South Korean Foreign Minister Ban Ki-moon has been formally nominated as the next United Nations secretary-general after a Security Council vote.
Source:
AFP, Reuters
10 Oct 2006 - 12:00 AM  UPDATED 22 Aug 2013 - 12:18 PM

The council selected Mr Ban as successor to Secretary-General Kofi Annan, whose 10 years in office expire on December 31.

His ascension comes amid the North Korean nuclear crisis.

The 192-member UN General Assembly must give final approval to Mr Ban's nomination, which usually follows within a week or two. That vote is expected to be positive.

Mr Ban, speaking to reporters in Seoul after the Security Council vote, said North Korea's nuclear test was "a grave and direct threat to peace and stability on the Korean peninsula and Northeast Asia."

"This should be a moment of joy but instead I stand here with a very heavy heart," he said.

Shortly after nominating Mr Ban, the 15 Security Council ambassadors went into closed consultations on North Korea to see what action could be taken after Pyongyang’s announcement of a successful nuclear weapon test.

The council on Friday had urged North Korea not to carry out a test, warning of unspecified consequences if it did.

"I think the fact the candidate is current foreign minister of the Republic of Korea is an asset in dealing with the situation in the Korean peninsula that we are now facing," Japan's UN Ambassador Kenzo Oshima told reporters.

Some diplomats, including Mr Oshima, have speculated that North
Korea's October 3 announcement of plans to carry out the underground nuclear test was timed, in part, to coincide with Mr Ban's candidacy in an effort to get world attention.

Mr Ban, 62, would be the eighth secretary-general in the world body's 60-year history.

He will inherit a bureaucracy of 9,000 staff, a US$5 billion (A$6.74 billion) budget and more than 90,000 peacekeepers in 18 operations around the globe that cost another $5 billion.
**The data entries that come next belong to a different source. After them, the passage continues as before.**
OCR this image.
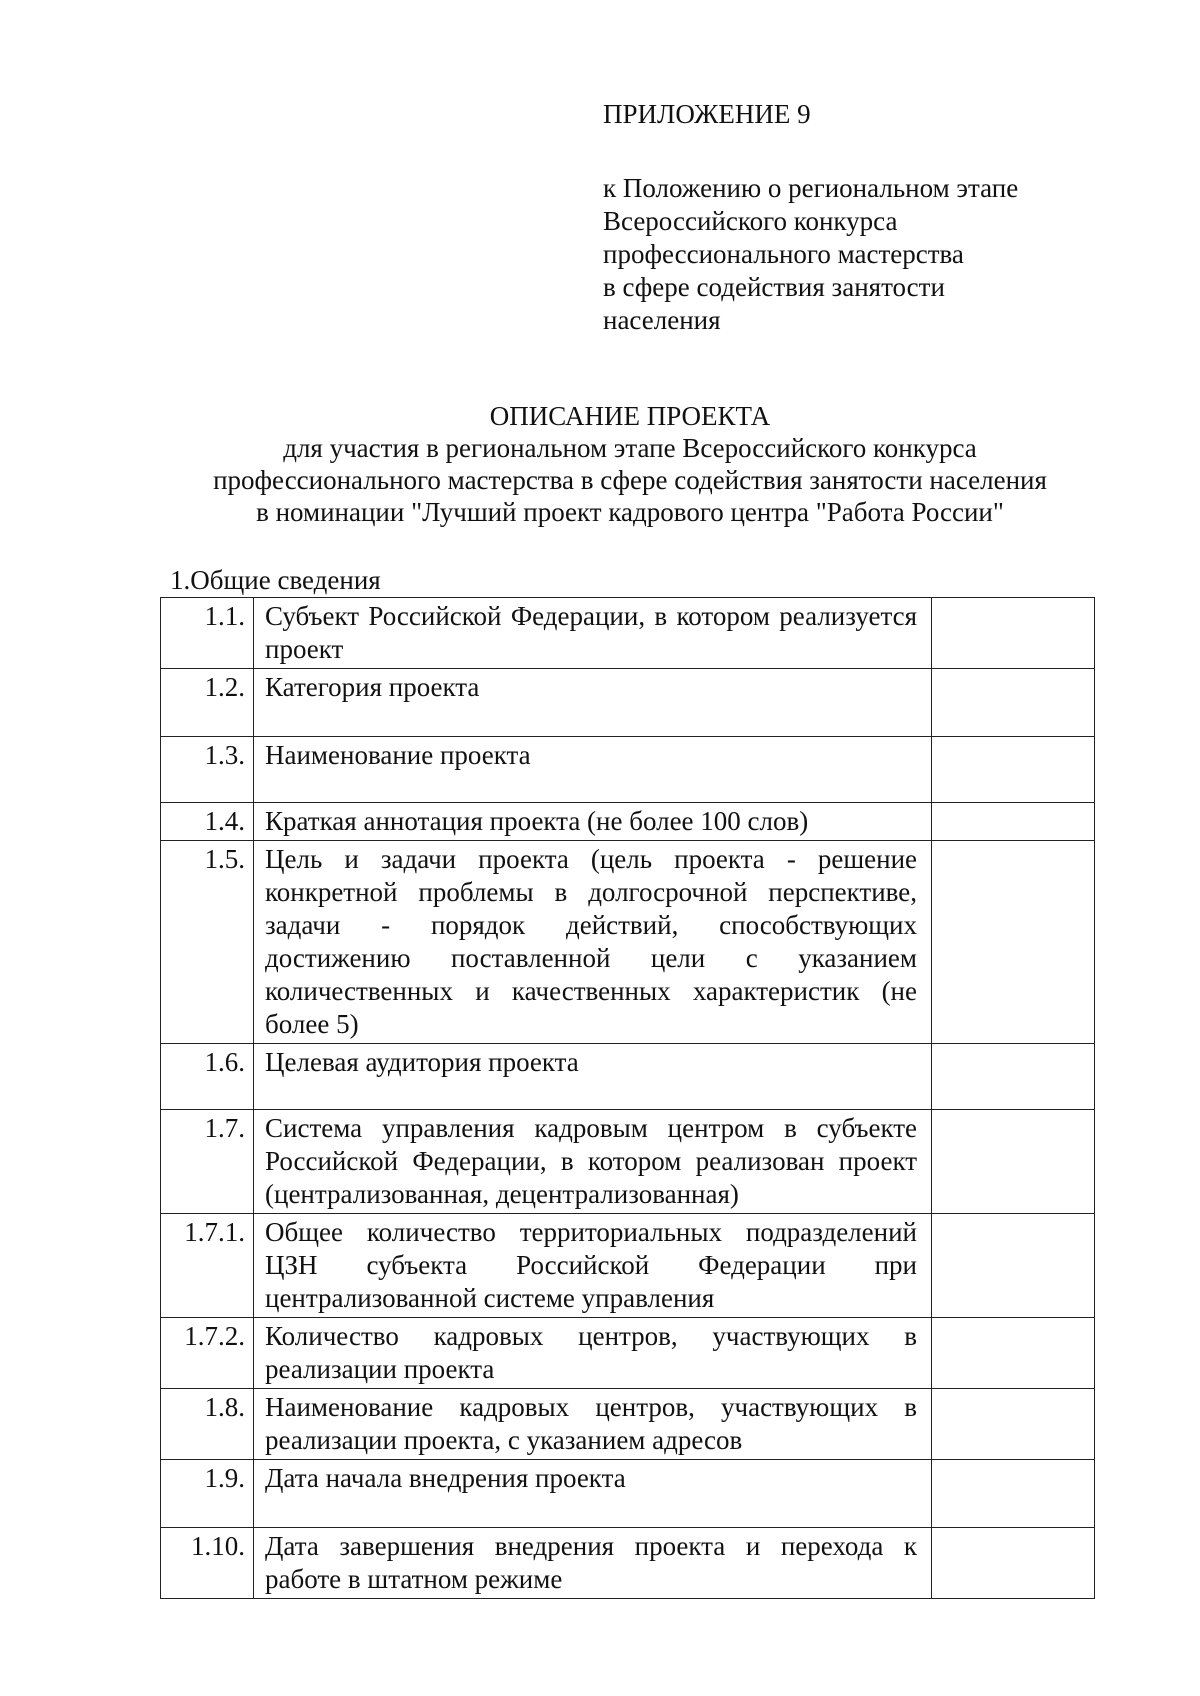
ПРИЛОЖЕНИЕ 9
к Положению о региональном этапе
Всероссийского конкурса
профессионального мастерства
в сфере содействия занятости
населения
ОПИСАНИЕ ПРОЕКТА
для участия в региональном этапе Всероссийского конкурса
профессионального мастерства в сфере содействия занятости населения
в номинации "Лучший проект кадрового центра "Работа России"
1.Общие сведения
1.1.	Субъект Российской Федерации, в котором реализуется проект	

1.2.	Категория проекта	

1.3.	Наименование проекта	

1.4.	Краткая аннотация проекта (не более 100 слов)	

1.5.	Цель и задачи проекта (цель проекта - решение конкретной проблемы в долгосрочной перспективе, задачи - порядок действий, способствующих достижению поставленной цели с указанием количественных и качественных характеристик (не более 5)	

1.6.	Целевая аудитория проекта	

1.7.	Система управления кадровым центром в субъекте Российской Федерации, в котором реализован проект (централизованная, децентрализованная)	

1.7.1.	Общее количество территориальных подразделений ЦЗН субъекта Российской Федерации при централизованной системе управления	

1.7.2.	Количество кадровых центров, участвующих в реализации проекта	

1.8.	Наименование кадровых центров, участвующих в реализации проекта, с указанием адресов	

1.9.	Дата начала внедрения проекта	

1.10.	Дата завершения внедрения проекта и перехода к работе в штатном режиме	
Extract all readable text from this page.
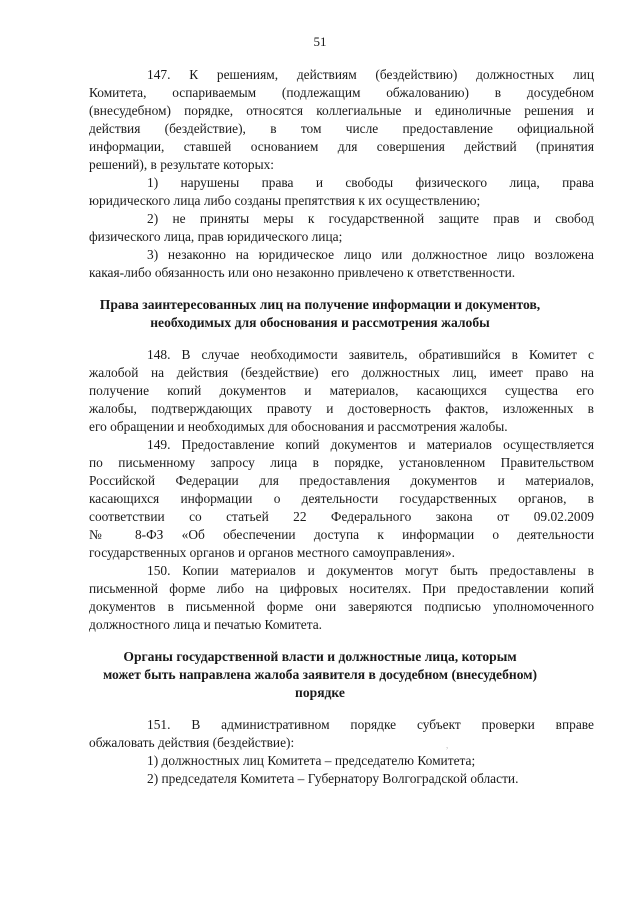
51
147. К решениям, действиям (бездействию) должностных лиц
Комитета, оспариваемым (подлежащим обжалованию) в досудебном
(внесудебном) порядке, относятся коллегиальные и единоличные решения и
действия (бездействие), в том числе предоставление официальной
информации, ставшей основанием для совершения действий (принятия
решений), в результате которых:
1) нарушены права и свободы физического лица, права
юридического лица либо созданы препятствия к их осуществлению;
2) не приняты меры к государственной защите прав и свобод
физического лица, прав юридического лица;
3) незаконно на юридическое лицо или должностное лицо возложена
какая-либо обязанность или оно незаконно привлечено к ответственности.
Права заинтересованных лиц на получение информации и документов,
необходимых для обоснования и рассмотрения жалобы
148. В случае необходимости заявитель, обратившийся в Комитет с
жалобой на действия (бездействие) его должностных лиц, имеет право на
получение копий документов и материалов, касающихся существа его
жалобы, подтверждающих правоту и достоверность фактов, изложенных в
его обращении и необходимых для обоснования и рассмотрения жалобы.
149. Предоставление копий документов и материалов осуществляется
по письменному запросу лица в порядке, установленном Правительством
Российской Федерации для предоставления документов и материалов,
касающихся информации о деятельности государственных органов, в
соответствии со статьей 22 Федерального закона от 09.02.2009
№ 8-ФЗ «Об обеспечении доступа к информации о деятельности
государственных органов и органов местного самоуправления».
150. Копии материалов и документов могут быть предоставлены в
письменной форме либо на цифровых носителях. При предоставлении копий
документов в письменной форме они заверяются подписью уполномоченного
должностного лица и печатью Комитета.
Органы государственной власти и должностные лица, которым
может быть направлена жалоба заявителя в досудебном (внесудебном)
порядке
151. В административном порядке субъект проверки вправе
обжаловать действия (бездействие):
1) должностных лиц Комитета – председателю Комитета;
2) председателя Комитета – Губернатору Волгоградской области.
,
US Ambassador John Bolton immediately emphasised the need for UN management reform.

"With this vote today, the winds of change at the United Nations have started to rise and we are looking forward to some significant steps in the reform process when he takes office," he told news agency Reuters.

Mr Annan welcomed the nomination.

He said he had the "highest respect" for Mr Ban and would do "everything possible to ensure a smooth transition," a spokesman said.

The low-keyed Mr Ban will be a contrast to Mr Annan, a Ghanaian who in his first five years won a Nobel Peace Prize and was sometimes dubbed a diplomatic rock star, before financial scandals took over headlines in the past few years.

Mr Ban won't be "the sort of activist diplomat, ready to seize the initiative, which we saw in Kofi Annan," said Dick Leurdijk, a UN expert at the Netherlands Clingendael Institute of International Relations.

"I think he will be more like his Asian predecessor U Thant, who just took care of the shop," he said, referring to the Burmese diplomat who held the post from 1961-71.

US welcomes appointment

The United States urged rapid UN approval of Mr Ban Ki-Moon, expressing confidence the veteran diplomat will actively reform the world body.

State Department spokesman Sean McCormack said the US "welcomes" Monday's Security Council decision recommending Mr Ban to replace outgoing Secretary General Kofi Annan, who frequently found himself at odds with Washington during his 10 years in office.

"We look forward to prompt action by the UN General Assembly to appoint
Foreign Minister Ban so that he may begin to prepare for the challenges awaiting him and the United Nations," Mr McCormack said.

"The United States believes that Secretary General-designate Ban is the right choice to lead the United Nations at this pivotal time in its history," he said.

The administration of US President George W. Bush, notably through its outspoken ambassador-designate to the UN John Bolton, has been a leading critic of what it sees as inefficiency and mismanagement at the United Nations.